Ich habe mir als Karriereziel gesetzt, einmal Vorstand für Produktion bei einer Firma der Branche zu werden, zu der A und B gehören. Dass diese Zielfirma ein OEM sein wird, halte ich aber eher für unrealistisch. Ich halte mich da an Ihre Aufstiegsformel: Alle fünf Jahre (wenn nötig) zu einer kleineren Firma wechseln und dort jeweils einen höheren Posten bekleiden.

Das bedeutet, dass ich für mich als realistisch erreichbares Ziel den Produktionsleiter eines mittelständischen Unternehmens anstrebe.

Frage/2: Ich bin mir dessen bewusst, dass man seine Karriereziele nicht auf einzelne Firmen beschränken, sondern eine ganze Branche in Betracht ziehen sollte.

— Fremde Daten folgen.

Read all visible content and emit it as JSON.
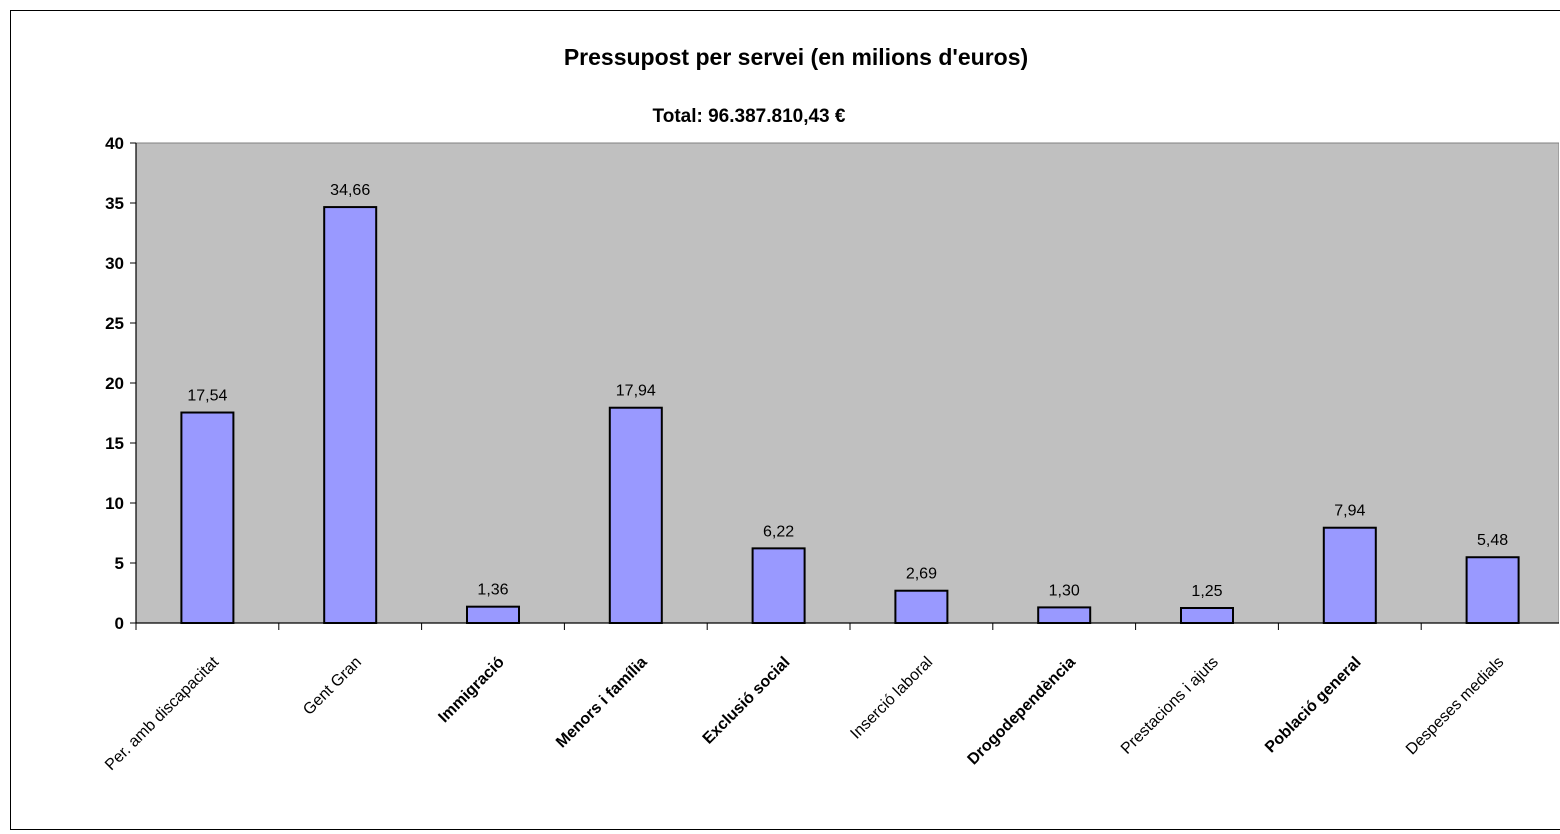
{
  "chart_data": {
    "type": "bar",
    "title": "Pressupost per servei (en milions d'euros)",
    "subtitle": "Total: 96.387.810,43 €",
    "categories": [
      "Per. amb discapacitat",
      "Gent Gran",
      "Immigració",
      "Menors i família",
      "Exclusió social",
      "Inserció laboral",
      "Drogodependència",
      "Prestacions i ajuts",
      "Població general",
      "Despeses medials"
    ],
    "category_bold": [
      false,
      false,
      true,
      true,
      true,
      false,
      true,
      false,
      true,
      false
    ],
    "values": [
      17.54,
      34.66,
      1.36,
      17.94,
      6.22,
      2.69,
      1.3,
      1.25,
      7.94,
      5.48
    ],
    "value_labels": [
      "17,54",
      "34,66",
      "1,36",
      "17,94",
      "6,22",
      "2,69",
      "1,30",
      "1,25",
      "7,94",
      "5,48"
    ],
    "ylim": [
      0,
      40
    ],
    "yticks": [
      0,
      5,
      10,
      15,
      20,
      25,
      30,
      35,
      40
    ],
    "xlabel": "",
    "ylabel": "",
    "grid": false,
    "legend": "none",
    "colors": {
      "bar_fill": "#9999ff",
      "bar_stroke": "#000000",
      "plot_background": "#c0c0c0",
      "axis": "#000000"
    }
  }
}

Dennoch gehe ich davon aus, dass wegen meiner bisherigen Leistungen Einstiegsangebote von den beiden oben genannten Firmen A und B nicht unrealistisch sind. Vielleicht kann man meine konkrete Fragestellung daher auch als allgemeine Frage nach der geeigneten Firmengröße formulieren.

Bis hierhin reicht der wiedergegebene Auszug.